RICO: Corporation + Subsidiaries + Affiliates + Customers + Independent Contractors + Regulators ≠ Enterprise

From Shields v. UnumProvident Corp., 2011 U.S. App. LEXIS 5611 (6th Cir. Mar. 17, 2011):

In interpreting RICO, courts have applied a "distinctness" requirement, which requires the "person" charged with violating RICO be a separate entity from the "enterprise." See Begala v. PNC Bank, Ohio, 214 F.3d 776, 781 (6th Cir. 2000). Under this requirement, a corporation may not be liable under § 1962(c) for participating in the affairs of an enterprise that consists only of its own subdivisions, agents, or members. *** Thus, "[a]n organization cannot join with its own members to undertake regular corporate activity and thereby become an enterprise distinct from itself."

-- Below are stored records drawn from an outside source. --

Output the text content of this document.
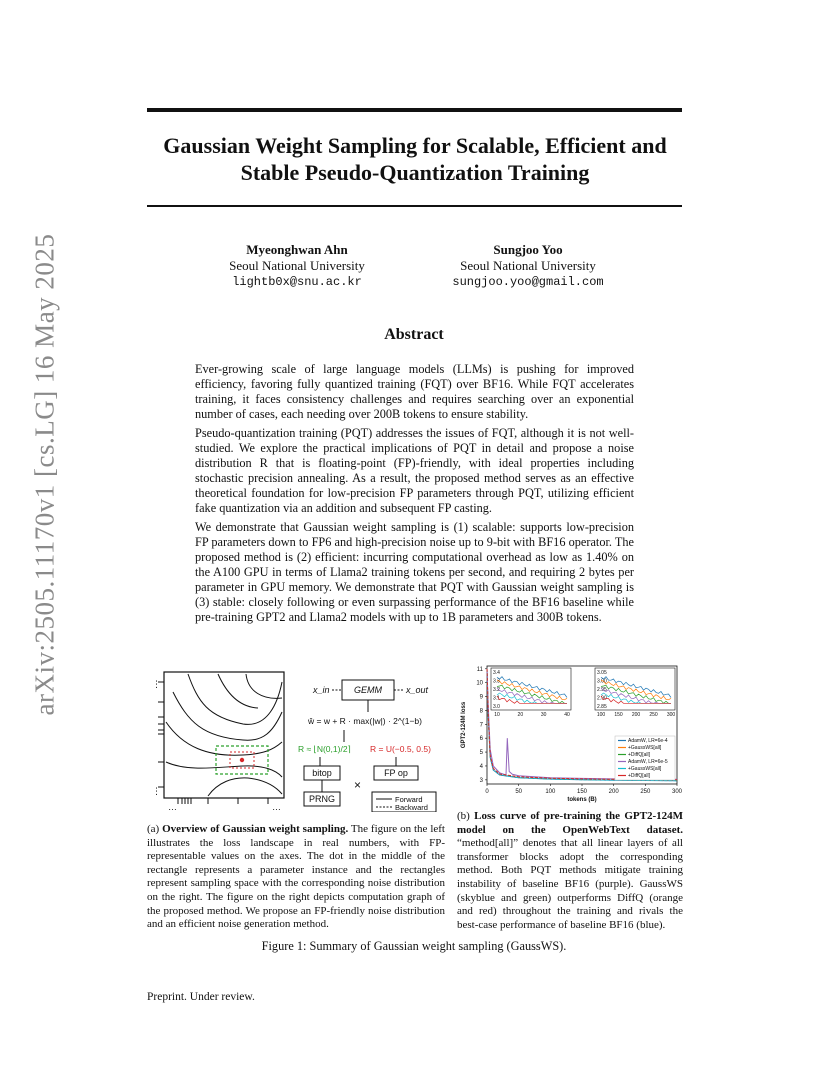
arXiv:2505.11170v1 [cs.LG] 16 May 2025
Gaussian Weight Sampling for Scalable, Efficient and
Stable Pseudo-Quantization Training
Myeonghwan Ahn
Seoul National University
lightb0x@snu.ac.kr
Sungjoo Yoo
Seoul National University
sungjoo.yoo@gmail.com
Abstract

Ever-growing scale of large language models (LLMs) is pushing for improved efficiency, favoring fully quantized training (FQT) over BF16. While FQT accelerates training, it faces consistency challenges and requires searching over an exponential number of cases, each needing over 200B tokens to ensure stability.

Pseudo-quantization training (PQT) addresses the issues of FQT, although it is not well-studied. We explore the practical implications of PQT in detail and propose a noise distribution R that is floating-point (FP)-friendly, with ideal properties including stochastic precision annealing. As a result, the proposed method serves as an effective theoretical foundation for low-precision FP parameters through PQT, utilizing efficient fake quantization via an addition and subsequent FP casting.

We demonstrate that Gaussian weight sampling is (1) scalable: supports low-precision FP parameters down to FP6 and high-precision noise up to 9-bit with BF16 operator. The proposed method is (2) efficient: incurring computational overhead as low as 1.40% on the A100 GPU in terms of Llama2 training tokens per second, and requiring 2 bytes per parameter in GPU memory. We demonstrate that PQT with Gaussian weight sampling is (3) stable: closely following or even surpassing performance of the BF16 baseline while pre-training GPT2 and Llama2 models with up to 1B parameters and 300B tokens.

⋮
⋮
…	…
x_in	GEMM	x_out
ŵ = w + R · max(|w|) · 2^(1−b)
R ≈ ⌊N(0,1)/2⌉ R = U(−0.5, 0.5)
bitop	FP op
×
PRNG	Forward
Backward
0	50	100	150	200	250	300
3
4
5
6
7
8
9
10
11
tokens (B)
GPT2-124M loss	10	20	30	40
3.0
3.1
3.2
3.3
3.4
100 150 200 250 300
2.85
2.90
2.95
3.00
3.05
AdamW, LR=6e-4
+GaussWS[all]
+DiffQ[all]
AdamW, LR=6e-5
+GaussWS[all]
+DiffQ[all]
(a) Overview of Gaussian weight sampling. The figure on the left illustrates the loss landscape in real numbers, with FP-representable values on the axes. The dot in the middle of the rectangle represents a parameter instance and the rectangles represent sampling space with the corresponding noise distribution on the right. The figure on the right depicts computation graph of the proposed method. We propose an FP-friendly noise distribution and an efficient noise generation method.
(b) Loss curve of pre-training the GPT2-124M model on the OpenWebText dataset. “method[all]” denotes that all linear layers of all transformer blocks adopt the corresponding method. Both PQT methods mitigate training instability of baseline BF16 (purple). GaussWS (skyblue and green) outperforms DiffQ (orange and red) throughout the training and rivals the best-case performance of baseline BF16 (blue).
Figure 1: Summary of Gaussian weight sampling (GaussWS).
Preprint. Under review.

The Plaintiffs fail to adequately plead the existence of an "association in fact" RICO enterprise. See id. In their complaint, the Plaintiffs identify Unum as the "person," with an "enterprise" consisting of "[Unum's] various subsidiaries, affiliates, wholly owned companies, customers, policy holders, claimants, independent contractors, and governmental and nongovernmental regulators." As in Begala, "the complaint essentially lists a string of entities allegedly comprising the enterprise, and then lists a string of supposed racketeering activities in which the enterprise purportedly engages." Id. The complaint is devoid of facts suggesting that the behavior of the listed entities is "coordinated in such a way that they function as a continuing unit." See id. Rather, the Plaintiffs' allegations appear to relate only to Unum's alleged bad faith claim handling. Yet a corporation cannot become an enterprise distinct from itself for RICO purposes. See id. Accordingly, the Plaintiffs fail to state a RICO claim.